Clonmacnoise is one of those sites where churches, monasteries, and other sacred buildings were erected, attacked, destroyed, rebuilt, raided, destroyed again (and again). Because of that, there are a number of impressive ruins. There is also a great museum with examples of imposing Celtic crosses and stone carvings, and the history of Clonmacnoise. I waited there while Dan tramped around the site because the day was very cold and windy and I hadn’t worn enough warm or waterproof clothes. We also toured Athlone Castle, another historic site.

Near Athlone was one of the destinations I most wanted to visit – the town of Tullamore. It has historic connections with a canal that linked the town to the rest of Ireland in the 1700s. It was also the site of perhaps the first aviation disaster, when a hot air balloon crashed and started a fire that resulted in 130 houses burning down.

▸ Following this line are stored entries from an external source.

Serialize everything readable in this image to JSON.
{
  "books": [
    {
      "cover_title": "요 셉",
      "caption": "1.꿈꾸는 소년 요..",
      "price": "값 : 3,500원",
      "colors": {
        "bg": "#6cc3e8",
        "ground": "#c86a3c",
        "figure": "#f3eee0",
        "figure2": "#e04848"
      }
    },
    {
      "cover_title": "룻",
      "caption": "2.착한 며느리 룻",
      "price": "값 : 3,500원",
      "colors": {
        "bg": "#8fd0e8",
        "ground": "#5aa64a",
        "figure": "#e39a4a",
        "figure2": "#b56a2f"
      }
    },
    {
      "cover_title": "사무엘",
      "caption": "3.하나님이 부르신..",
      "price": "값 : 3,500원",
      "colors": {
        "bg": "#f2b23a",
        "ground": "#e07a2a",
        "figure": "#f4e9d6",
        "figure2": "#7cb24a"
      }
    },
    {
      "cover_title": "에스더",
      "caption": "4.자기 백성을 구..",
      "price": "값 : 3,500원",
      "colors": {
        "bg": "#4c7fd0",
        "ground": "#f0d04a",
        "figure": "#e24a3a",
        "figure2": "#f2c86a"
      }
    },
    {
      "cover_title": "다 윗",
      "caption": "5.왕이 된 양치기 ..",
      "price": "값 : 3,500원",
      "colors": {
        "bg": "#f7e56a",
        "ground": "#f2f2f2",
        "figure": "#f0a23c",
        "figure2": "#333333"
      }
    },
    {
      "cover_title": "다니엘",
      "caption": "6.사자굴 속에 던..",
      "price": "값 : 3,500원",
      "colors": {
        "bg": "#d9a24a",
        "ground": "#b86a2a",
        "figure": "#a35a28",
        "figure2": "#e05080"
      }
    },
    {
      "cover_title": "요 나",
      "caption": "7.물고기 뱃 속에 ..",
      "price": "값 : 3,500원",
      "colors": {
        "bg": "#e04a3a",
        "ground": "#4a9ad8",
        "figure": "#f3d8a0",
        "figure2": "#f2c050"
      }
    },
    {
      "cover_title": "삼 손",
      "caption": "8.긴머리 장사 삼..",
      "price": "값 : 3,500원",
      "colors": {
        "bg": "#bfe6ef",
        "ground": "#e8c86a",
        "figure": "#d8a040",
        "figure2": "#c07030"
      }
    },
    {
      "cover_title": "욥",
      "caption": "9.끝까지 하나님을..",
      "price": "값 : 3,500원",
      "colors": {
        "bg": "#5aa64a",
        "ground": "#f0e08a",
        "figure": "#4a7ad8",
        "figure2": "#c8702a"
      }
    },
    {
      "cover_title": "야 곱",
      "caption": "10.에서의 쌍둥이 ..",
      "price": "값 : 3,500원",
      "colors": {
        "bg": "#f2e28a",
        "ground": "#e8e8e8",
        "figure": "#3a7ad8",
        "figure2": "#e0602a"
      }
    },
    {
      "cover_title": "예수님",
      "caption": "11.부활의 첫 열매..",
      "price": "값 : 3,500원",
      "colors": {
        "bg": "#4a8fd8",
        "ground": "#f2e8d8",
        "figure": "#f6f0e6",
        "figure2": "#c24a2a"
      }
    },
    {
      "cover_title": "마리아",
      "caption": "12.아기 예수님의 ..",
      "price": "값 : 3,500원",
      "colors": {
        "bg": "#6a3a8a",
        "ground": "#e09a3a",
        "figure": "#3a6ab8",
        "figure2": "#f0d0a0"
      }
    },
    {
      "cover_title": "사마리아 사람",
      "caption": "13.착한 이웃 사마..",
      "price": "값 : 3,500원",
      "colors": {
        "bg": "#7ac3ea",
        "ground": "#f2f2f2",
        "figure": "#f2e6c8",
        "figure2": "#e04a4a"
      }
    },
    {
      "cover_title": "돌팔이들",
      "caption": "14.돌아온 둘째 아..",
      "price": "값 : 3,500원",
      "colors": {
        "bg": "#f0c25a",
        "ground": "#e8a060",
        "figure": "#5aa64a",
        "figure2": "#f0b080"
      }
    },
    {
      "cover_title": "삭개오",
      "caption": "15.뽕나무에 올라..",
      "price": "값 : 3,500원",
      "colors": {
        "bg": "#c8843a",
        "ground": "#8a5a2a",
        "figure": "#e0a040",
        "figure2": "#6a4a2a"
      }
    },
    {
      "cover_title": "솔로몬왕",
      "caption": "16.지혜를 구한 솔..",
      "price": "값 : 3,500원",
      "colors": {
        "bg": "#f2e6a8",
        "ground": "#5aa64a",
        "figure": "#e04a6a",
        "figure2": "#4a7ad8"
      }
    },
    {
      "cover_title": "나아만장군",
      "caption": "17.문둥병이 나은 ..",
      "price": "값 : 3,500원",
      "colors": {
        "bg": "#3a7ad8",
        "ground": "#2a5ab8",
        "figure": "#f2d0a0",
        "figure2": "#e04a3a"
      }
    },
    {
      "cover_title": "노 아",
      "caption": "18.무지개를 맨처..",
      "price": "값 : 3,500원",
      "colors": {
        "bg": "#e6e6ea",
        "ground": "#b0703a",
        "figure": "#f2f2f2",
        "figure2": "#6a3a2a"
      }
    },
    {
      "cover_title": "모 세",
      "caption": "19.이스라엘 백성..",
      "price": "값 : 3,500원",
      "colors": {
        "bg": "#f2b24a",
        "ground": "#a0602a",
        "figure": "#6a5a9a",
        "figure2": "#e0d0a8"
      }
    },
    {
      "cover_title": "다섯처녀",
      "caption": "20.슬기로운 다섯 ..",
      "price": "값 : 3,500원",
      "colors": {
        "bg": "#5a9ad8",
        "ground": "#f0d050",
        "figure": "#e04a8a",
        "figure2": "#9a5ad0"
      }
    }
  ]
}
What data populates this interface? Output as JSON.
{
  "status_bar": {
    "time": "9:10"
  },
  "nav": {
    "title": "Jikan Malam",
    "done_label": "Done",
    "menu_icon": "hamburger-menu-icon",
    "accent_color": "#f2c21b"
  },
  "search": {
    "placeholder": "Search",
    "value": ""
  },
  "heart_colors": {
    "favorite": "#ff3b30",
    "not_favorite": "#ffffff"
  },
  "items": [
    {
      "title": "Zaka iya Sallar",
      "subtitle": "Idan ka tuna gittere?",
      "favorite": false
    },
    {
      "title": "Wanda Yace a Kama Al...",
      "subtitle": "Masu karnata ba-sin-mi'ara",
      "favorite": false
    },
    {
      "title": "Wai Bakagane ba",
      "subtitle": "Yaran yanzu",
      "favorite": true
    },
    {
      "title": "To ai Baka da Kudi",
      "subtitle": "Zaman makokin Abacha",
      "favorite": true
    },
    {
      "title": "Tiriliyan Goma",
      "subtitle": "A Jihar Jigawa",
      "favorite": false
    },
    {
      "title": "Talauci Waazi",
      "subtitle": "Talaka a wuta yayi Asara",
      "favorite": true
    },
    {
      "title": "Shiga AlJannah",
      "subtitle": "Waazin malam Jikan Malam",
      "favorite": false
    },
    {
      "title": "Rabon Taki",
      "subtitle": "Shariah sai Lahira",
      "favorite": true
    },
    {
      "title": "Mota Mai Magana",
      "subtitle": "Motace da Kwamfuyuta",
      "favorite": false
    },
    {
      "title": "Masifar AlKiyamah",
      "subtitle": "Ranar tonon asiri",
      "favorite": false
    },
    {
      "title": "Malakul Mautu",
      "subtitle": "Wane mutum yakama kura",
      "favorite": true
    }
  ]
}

The distillery where my favorite whiskey is made. We took the tasting tour. (Of course we did!)

But what really made me want to go to Tullamore was the fact that it’s the location of the distillery of my favorite whiskey – Tullamore Dew. (Sorry, Jack Daniels. For some reason, Tully is the preferred spirit of many attendees at science fiction conventions, which is where I learned to appreciate it. Yet another digression.)

Of course we took the tasting tour. They welcomed us with an Irish coffee made with the local tipple, and then it was on to view the fermentation tanks and the aging barrels. Along the way, there were more tasting sessions, including one of the various styles of the whiskey that I never even knew existed. The gift shop was also impressive. I now have a Tullamore Dew t-shirt and a Tully shot glass. Dan bought a ceramic crock of Tully, which he also managed to pack and transport safely to the US, and which we’re saving for a special occasion, or maybe another science fiction convention.

Sean’s Bar and the antiques shop. You can tell which one impressed Dan the most.

Also in Athlone is Sean’s Bar, which bears the title of the oldest continuously operating pub in all of Ireland. I had a pint of lager while Dan went to the antiques shop next door. There he purchased his clock for the trip, a really lovely Art Deco piece which also made it home safely. (I was dragged over to the shop to see it and to help Dan bargain down the price.)

That was our last real stop in Ireland if you don’t count the Dublin airport and a Dublin airport hotel, which I don’t.

We’re already talking about saving up to go back.